Hemp can be used to create biofuels such as biodiesel, but it appears the Center’s trial may also be looking at producing solid fuels. It mentions the woody core of the hemp plant (known as the hurds or shives) could be useful once compressed as a supplement to or replacement for fossil fuels.
“Hemp is cleaner and cheaper to produce than coal, oil or other resources,” said Professor Mahendra Sunkara, who is director of the Conn Center. “It could solve many of the nation’s future energy needs while providing a new, lucrative cash crop for Kentucky’s farmers.”

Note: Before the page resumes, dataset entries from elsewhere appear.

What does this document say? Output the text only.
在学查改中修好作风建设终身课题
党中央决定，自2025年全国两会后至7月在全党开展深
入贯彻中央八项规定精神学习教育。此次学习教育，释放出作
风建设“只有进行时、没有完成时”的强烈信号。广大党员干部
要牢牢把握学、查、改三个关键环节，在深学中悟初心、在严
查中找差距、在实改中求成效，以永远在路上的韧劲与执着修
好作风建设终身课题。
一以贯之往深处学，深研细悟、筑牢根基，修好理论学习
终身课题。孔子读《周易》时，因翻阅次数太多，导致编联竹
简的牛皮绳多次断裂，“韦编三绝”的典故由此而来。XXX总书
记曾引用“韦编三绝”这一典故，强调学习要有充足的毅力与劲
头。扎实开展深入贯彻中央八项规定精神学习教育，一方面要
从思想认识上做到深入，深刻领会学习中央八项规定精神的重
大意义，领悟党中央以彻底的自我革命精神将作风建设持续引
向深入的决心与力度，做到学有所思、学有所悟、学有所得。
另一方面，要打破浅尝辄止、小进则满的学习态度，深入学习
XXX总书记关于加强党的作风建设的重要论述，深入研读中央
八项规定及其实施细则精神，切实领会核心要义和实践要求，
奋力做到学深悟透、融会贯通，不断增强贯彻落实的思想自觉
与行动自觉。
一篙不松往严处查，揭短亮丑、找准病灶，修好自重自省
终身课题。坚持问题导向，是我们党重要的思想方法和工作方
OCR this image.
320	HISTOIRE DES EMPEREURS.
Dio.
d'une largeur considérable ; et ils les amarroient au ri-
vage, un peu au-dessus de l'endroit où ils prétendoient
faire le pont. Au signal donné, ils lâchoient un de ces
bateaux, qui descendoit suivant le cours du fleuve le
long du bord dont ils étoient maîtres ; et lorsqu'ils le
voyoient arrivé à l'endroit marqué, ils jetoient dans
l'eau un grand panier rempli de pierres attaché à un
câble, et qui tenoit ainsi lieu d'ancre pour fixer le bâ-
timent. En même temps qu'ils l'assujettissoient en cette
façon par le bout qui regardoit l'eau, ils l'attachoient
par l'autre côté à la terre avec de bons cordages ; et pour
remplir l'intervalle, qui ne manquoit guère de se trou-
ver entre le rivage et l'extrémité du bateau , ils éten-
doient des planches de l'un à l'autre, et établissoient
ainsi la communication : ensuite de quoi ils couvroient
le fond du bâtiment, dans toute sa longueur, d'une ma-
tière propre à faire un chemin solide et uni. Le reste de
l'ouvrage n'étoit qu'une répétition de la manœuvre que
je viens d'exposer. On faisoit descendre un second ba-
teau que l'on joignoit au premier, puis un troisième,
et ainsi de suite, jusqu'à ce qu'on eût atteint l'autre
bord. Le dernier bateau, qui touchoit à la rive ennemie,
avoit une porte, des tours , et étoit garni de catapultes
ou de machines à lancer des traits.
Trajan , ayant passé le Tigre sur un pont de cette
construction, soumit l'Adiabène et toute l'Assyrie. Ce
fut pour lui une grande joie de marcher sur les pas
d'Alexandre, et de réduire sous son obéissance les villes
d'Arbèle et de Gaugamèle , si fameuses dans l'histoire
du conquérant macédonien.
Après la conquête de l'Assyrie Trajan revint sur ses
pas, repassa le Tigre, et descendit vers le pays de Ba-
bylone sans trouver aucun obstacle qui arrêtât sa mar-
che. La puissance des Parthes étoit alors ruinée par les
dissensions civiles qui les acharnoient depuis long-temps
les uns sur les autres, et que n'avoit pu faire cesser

The project serves another very important purpose – to educate the public on the uses for and benefits of industrial hemp.
“We want to eliminate the stigma that is attached to hemp,” said Andrew Marsh, the center’s assistant director. “When people learn the characteristics of the crop and understand its potential for economic development, we think they will become advocates for its production.”
Industrial hemp has a myriad uses, some claim tens of thousands of applications. It can even be used as a source of medicine. While industrial hemp is very low in the psychoactive compound tetrahydrocannibinol, strains are being developed that are high in cannabidiol (CBD), a non-intoxicating cannabinoid that is proving beneficial in treating a range of conditions, include some severe forms of epilepsy.
As a biofuel, or more accurately, biodiesel; industrial hemp has advantages over other crops. It has a competitively high yield and biodiesel from hemp seed oil generally exhibits superior fuel quality.
Biodiesel yield from hemp has been calculated (PDF) to be around 780 litres a hectare; higher than yield from rapeseed and soybeans oils but lower than that of palm oil. However, with palm oil comes significant environmental issues; mainly related to destruction of habitat.